Wynwood, Miami: Art Revives Warehouse District
Street art breathes new life into a derelict urban neighborhood in Miami.
Forbes named Wynwood in its list of “America’s Best Hipster Neighborhoods.” Vogue dubbed it one of “the world’s coolest neighborhoods.” Believe it or not, it used to be a downtrodden warehouse district. Today, it is home to 70 art galleries and 20 restaurants. So how did it transform from a district of windowless factory houses to an open-air art gallery?
The alchemy lies in buying up a critical mass of properties and having a vision to revitalize a derilict neighborhood while respecting its character. This was Tony Goldman’s idea, the mastermind behind the makeovers of New York City’s SoHo neighborhood in the 1970s and Miami Beach in the 1980s. In 2006, his real-estate company, Goldman Properties, started purchasing properties in the area.
“It’s part of our model, where we buy a critical mass of real estate. Usually 18 is the minimum because that’s what you need to really make a change,” said Jessica Goldman Srebnick, who became chief executive after her father’s death in 2012. As it gentrified, rents skyrocketed, going from $3 to $6 per square foot to between $65 and $95 today.

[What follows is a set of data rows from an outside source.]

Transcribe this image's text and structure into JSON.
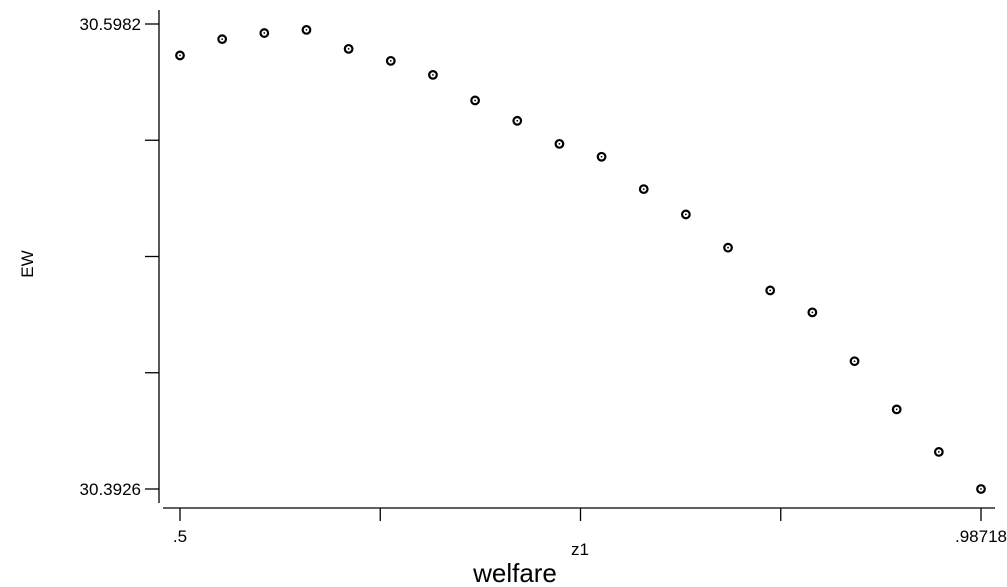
{
  "chart_data": {
    "type": "scatter",
    "title": "welfare",
    "xlabel": "z1",
    "ylabel": "EW",
    "x_tick_labels": [
      ".5",
      ".98718"
    ],
    "y_tick_labels": [
      "30.5982",
      "30.3926"
    ],
    "xlim": [
      0.5,
      0.98718
    ],
    "ylim": [
      30.3926,
      30.5982
    ],
    "x_minor_ticks": [
      0.6218,
      0.74359,
      0.86539
    ],
    "y_minor_ticks": [
      30.444,
      30.4954,
      30.5468
    ],
    "grid": false,
    "marker": "hollow-circle",
    "series": [
      {
        "x": [
          0.5,
          0.52564,
          0.55128,
          0.57692,
          0.60256,
          0.6282,
          0.65385,
          0.67949,
          0.70513,
          0.73077,
          0.75641,
          0.78205,
          0.80769,
          0.83333,
          0.85897,
          0.88461,
          0.91026,
          0.9359,
          0.96154,
          0.98718
        ],
        "y": [
          30.5843,
          30.5915,
          30.5942,
          30.5956,
          30.5872,
          30.5819,
          30.5757,
          30.5644,
          30.5554,
          30.5452,
          30.5395,
          30.5252,
          30.514,
          30.4993,
          30.4804,
          30.4707,
          30.4491,
          30.4278,
          30.409,
          30.3926
        ]
      }
    ]
  }
}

Wynwood is the playground of many artists, including internationally renowned ones. “We invited the greatest street artists in the world to paint the canvases of our buildings.” said Goldman Srebnick.
One example is Wynwood Walls, a warehouse-turned-art showcase, which greets visitors with a mural by Shepard Fairey. Fairey is the celebrated artist of the “Hope” poster for Barack Obama’s 2008 presidential campaign.
“Wynwood has been an amazing place for art,” said muralist Chaz, 41, a member of the British-based duo The London Police. Other murals feature the works of Japan’s Aiko, the Chilean Inti, France’s Miss Van, and Ron English.
Goldman Srebnick added that her company never intends to change the soul of the neighborhood, which is in its street art. “It’s about looking at what is there, and just improve it and see what it could be at a more advanced level.” she said. Behind her at Wynwood Walls is the Fairey mural portrait of her father, smiling, his hands extended in welcome against a backdrop of golden beams.
“One of the things my dad taught me was to see things how they could be, as opposed to what they are,” said Goldman Srebnick. “You might see crime, dilapidation and rundown neighborhoods. Someone else can see the opportunity and the tremendous possibilities.”
“Here people can walk through this living, breathing museum. They can touch it. They can explore it. They can come up close. It’s a very different experience to what people are used to with art.”